Munter Revisits Killing of bin Laden on Fifth Anniversary
Those are hours I'll never forget, said EWI CEO and President Cameron Munter on the fifth anniversary of the U.S. killing of Osama bin Laden on the popular David Webb Show on May 2, 2016.
Munter—the U.S. Ambassador to Pakistan during that successful raid—looked back on what he called a very important day and gave a play by play of the day the founder of the terrorist organization Al-Qaeda, who was responsible for the September 11, 2001 tragedy, was killed.
He said his main job as a diplomat was to deal with the aftermath of the events and to ensure the protection of U.S. citizens in the country. It was quite a challenge because there was history in Pakistan of reactions, by mobs, for example, Munter said. After the successful raid, we had to pull in a team of leaders at the embassy and made sure our consulates were notified and everyone was safe, he added.
Munter also shrugged off the wide speculation that the Pakistani government knew all along bin Laden was on their home soil. I think there was a question whether they were competent enough to know this ... I think it was hugely humiliating for them and they were very embarassed when (bin Laden) showed up under their nose. I think it infuriated a number of people in Pakistan in positions of leadership because it was so embarassing.
Munter said the killing of bin Laden was no doubt a huge blow to the capability of Al-Qaeda and that the world has made major progress against terrorists in the last few years.
But I think it's wrong for us to assume that those organizations are like a standard army and you defeat them in a standard way, he said.

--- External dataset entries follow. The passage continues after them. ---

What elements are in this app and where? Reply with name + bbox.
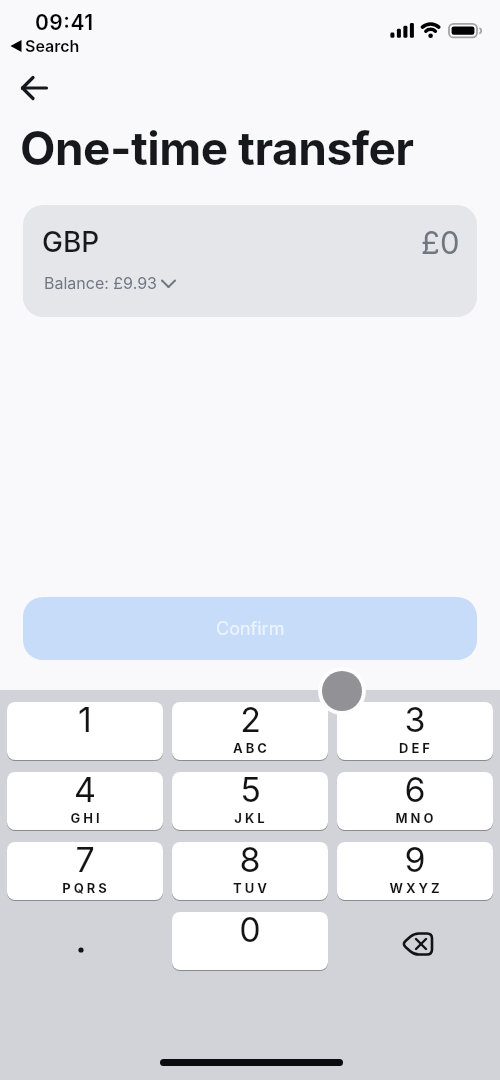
button[interactable]: Confirm: [23, 597, 477, 660]
staticText: 1: [78, 702, 92, 740]
button[interactable]: 4: [7, 772, 163, 830]
staticText: TUV: [233, 880, 270, 896]
staticText: Balance: £9.93: [44, 273, 157, 292]
button[interactable]: 8: [172, 842, 328, 900]
button[interactable]: [7, 912, 163, 970]
button[interactable]: 0: [172, 912, 328, 970]
button[interactable]: GBP: [23, 205, 477, 317]
staticText: MNO: [395, 810, 437, 826]
staticText: 09:41: [35, 10, 94, 35]
button[interactable]: 2: [172, 702, 328, 760]
staticText: 6: [404, 772, 426, 810]
button[interactable]: 3: [337, 702, 493, 760]
button[interactable]: 1: [7, 702, 163, 760]
staticText: ABC: [233, 740, 270, 756]
staticText: DEF: [399, 740, 433, 756]
staticText: JKL: [234, 810, 268, 826]
button[interactable]: 6: [337, 772, 493, 830]
button[interactable]: 9: [337, 842, 493, 900]
button[interactable]: 5: [172, 772, 328, 830]
staticText: Confirm: [216, 618, 285, 640]
staticText: 3: [404, 702, 426, 740]
staticText: £0: [421, 224, 460, 262]
staticText: WXYZ: [389, 880, 443, 896]
staticText: 8: [239, 842, 261, 880]
button[interactable]: [12, 66, 56, 106]
staticText: 4: [74, 772, 96, 810]
staticText: GHI: [70, 810, 103, 826]
button[interactable]: 7: [7, 842, 163, 900]
staticText: GBP: [42, 225, 100, 259]
staticText: 0: [239, 912, 261, 950]
staticText: 9: [404, 842, 426, 880]
staticText: One-time transfer: [20, 120, 414, 176]
staticText: 7: [75, 842, 95, 880]
staticText: Search: [25, 36, 80, 55]
staticText: 5: [240, 772, 261, 810]
staticText: PQRS: [62, 880, 110, 896]
button[interactable]: [337, 912, 493, 970]
staticText: 2: [240, 702, 261, 740]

Even though Al-Qaeda was very much set back and America was made safer by the death of Osama bin Laden, we have to remain very watchful about the metastasising of threat as it shows itself around the world.
Munter also said there had to be a certain sense of common purpose among enough leaders to make the policies they decide on effective. He believed there was a striking amount of discord between people in the Middle East and North Africa region as well as the inability of the Gulf states to work with some of the Arab states there.